Paz lunged forward; Athène flinched. But it was only an embrace, unexpected but welcome all the same. They held each other for a few moments, then Paz pulled away. She suddenly looked very small and fragile among all those big buildings, all the dangers of the city. “Take care of yourself, Athène,” she said, and walked briskly up the street, brightening and darkening as she passed beneath the lamps.

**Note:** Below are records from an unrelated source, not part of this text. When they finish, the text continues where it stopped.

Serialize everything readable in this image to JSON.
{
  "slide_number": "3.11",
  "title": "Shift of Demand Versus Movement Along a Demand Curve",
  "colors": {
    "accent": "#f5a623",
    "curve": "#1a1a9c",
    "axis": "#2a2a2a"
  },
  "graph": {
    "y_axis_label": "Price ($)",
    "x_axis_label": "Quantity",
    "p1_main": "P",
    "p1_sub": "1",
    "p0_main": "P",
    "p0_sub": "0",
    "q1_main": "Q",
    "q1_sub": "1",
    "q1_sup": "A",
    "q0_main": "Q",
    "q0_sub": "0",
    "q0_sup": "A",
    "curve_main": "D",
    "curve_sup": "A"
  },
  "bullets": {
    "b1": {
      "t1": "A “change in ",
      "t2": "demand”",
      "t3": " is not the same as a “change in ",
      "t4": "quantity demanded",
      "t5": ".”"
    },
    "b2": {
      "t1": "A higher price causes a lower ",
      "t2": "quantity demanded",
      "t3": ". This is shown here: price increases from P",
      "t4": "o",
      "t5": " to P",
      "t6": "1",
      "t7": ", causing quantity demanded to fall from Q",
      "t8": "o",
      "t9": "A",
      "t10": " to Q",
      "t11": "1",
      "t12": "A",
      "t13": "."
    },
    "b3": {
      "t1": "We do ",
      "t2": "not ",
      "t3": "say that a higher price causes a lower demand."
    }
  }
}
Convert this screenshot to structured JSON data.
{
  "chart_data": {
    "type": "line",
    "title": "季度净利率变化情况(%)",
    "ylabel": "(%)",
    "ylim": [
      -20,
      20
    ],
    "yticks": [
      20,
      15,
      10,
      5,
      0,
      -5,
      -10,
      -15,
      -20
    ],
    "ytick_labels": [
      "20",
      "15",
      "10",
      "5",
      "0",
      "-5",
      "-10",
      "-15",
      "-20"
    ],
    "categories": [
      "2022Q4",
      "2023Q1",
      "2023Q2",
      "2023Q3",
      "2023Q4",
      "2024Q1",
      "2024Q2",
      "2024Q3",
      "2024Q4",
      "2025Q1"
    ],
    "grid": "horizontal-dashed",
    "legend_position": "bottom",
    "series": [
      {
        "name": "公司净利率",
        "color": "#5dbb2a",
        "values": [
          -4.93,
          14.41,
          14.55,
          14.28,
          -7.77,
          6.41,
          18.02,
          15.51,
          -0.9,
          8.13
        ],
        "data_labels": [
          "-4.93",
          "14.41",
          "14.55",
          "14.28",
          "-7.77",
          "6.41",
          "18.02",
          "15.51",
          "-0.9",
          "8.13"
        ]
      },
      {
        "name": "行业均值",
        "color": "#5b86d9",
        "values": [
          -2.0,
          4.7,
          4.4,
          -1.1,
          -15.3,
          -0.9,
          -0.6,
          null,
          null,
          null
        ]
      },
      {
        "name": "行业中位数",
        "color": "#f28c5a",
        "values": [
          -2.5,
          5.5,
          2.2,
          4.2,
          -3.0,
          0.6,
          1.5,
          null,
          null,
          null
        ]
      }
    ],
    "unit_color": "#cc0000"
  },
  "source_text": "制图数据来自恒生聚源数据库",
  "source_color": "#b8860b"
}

“You as well,” Athène replied, though Paz was already too far away to hear her.
3. Clover
SOUP BUBBLING MERRILY ON THE stove, sending forth tendril hints of its composition. Rain drumming hypnotically against the windows overlooking the street. The hearth fire, crackling like footfalls on dry leaves. So many cozy, homely sounds: but no words. For the past fifteen minutes, Clive had been perched on a stool by the window, gazing out at the rain. He rocked absently forward and back; the floorboards were uneven, so the legs of the stool didn’t lie flush. Clover kept auditioning possible icebreakers in his head before discarding them as too direct, or too indirect, or too trivial. Time was short; Zeno’s forces would arrive at the Anchor within the next forty-eight hours. They needed to make a plan. But that would require speaking.